Si se le preguntaba en alguna ocasión, la que fuera princesa
contestaba que se había enamorado una vez, una sola vez.
-Y su amor me acompañará siempre, bendito sea –apostillaba-.
El amor nos hará libres.
Una vez, hace mucho tiempo, un chico de mi clase, alumno de intercambio del seminario, nos dijo esa maravillosa frase a Andrea y a mí. "El amor te hace libre". Nos reímos de él, pobre hombre. Teníamos dieciséis años y creíamos haber descubierto el profundo misterio del amor, una realidad ígnea, casi letal, colindante con la muerte; un sentimiento que llevaba inextricablemente aparejados el pesar y la pérdida. No se podía, creíamos, amar sin sufrir. El amor era esclavitud y punto; la idea de que el amor pudiera hacerte libre nos parecía una ingenuidad propia de un muchacho virgen tan entregado a la causa de su vocación religiosa que se había olvidado de entender cómo funcionaba el mundo real.
Hoy, comprendo lo equivocadas que estábamos.
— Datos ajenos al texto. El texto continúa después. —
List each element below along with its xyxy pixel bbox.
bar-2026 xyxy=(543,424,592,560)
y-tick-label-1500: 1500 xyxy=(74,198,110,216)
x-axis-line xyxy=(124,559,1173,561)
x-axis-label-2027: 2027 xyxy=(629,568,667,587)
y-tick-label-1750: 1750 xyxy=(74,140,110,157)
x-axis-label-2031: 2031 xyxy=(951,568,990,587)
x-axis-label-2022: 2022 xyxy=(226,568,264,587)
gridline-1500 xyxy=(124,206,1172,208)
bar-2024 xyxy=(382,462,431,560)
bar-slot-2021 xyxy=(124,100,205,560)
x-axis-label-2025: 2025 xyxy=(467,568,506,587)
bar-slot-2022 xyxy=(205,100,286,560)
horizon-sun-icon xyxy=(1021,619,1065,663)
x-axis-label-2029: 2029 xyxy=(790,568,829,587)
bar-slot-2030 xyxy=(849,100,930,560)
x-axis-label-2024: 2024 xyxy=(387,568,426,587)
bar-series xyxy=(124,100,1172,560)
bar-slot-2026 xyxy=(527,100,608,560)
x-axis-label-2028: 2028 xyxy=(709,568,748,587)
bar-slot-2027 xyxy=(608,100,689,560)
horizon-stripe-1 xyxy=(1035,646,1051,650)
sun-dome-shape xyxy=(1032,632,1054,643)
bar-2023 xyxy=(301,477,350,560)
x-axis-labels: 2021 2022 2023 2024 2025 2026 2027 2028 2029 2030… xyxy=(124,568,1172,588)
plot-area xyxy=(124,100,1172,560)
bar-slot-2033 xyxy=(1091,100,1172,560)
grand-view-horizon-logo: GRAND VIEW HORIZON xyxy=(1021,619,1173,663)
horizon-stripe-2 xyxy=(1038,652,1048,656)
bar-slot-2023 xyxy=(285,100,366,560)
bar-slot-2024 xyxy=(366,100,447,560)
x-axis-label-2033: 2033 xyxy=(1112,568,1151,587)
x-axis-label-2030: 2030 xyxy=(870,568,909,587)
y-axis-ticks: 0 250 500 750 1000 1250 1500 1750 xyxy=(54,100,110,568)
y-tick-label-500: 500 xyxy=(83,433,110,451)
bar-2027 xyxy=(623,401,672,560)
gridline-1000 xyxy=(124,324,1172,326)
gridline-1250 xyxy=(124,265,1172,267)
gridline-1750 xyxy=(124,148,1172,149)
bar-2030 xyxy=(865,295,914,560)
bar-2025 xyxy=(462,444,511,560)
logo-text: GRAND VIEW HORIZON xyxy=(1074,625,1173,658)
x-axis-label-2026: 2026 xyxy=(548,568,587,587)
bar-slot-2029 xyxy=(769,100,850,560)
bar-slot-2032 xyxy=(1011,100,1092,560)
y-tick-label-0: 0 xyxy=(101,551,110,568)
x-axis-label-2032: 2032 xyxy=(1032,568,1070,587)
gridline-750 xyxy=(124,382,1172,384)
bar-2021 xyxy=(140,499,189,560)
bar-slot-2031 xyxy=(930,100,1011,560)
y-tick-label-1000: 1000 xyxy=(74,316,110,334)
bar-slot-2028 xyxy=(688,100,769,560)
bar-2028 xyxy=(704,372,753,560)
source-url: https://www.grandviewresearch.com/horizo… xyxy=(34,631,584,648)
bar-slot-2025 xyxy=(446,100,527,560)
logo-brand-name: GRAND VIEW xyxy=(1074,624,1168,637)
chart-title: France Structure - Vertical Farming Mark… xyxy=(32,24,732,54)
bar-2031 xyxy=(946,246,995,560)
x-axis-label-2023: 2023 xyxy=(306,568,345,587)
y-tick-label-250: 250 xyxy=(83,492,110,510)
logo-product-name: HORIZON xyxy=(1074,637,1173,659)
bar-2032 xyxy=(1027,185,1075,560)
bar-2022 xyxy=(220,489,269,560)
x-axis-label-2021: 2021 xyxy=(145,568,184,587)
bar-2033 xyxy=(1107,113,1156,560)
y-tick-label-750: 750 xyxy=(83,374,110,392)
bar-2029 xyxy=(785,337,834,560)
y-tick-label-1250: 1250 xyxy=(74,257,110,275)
Amor es amor porque no mata; da vida en cambio, aunque a veces duela. La vida duele, es cierto, y el amor es parte de la vida. Pero el amor te eleva, te madura, te florece, el amor es un cofre interminable de maravillas, el amor es el último milagro; si no te hace libre, si no te hace desear más, si no te lo entrega todo sin quedarse jamás vacío, ¿cómo llamarlo amor?
Ahora lo entiendo. Ahora lo entiendo.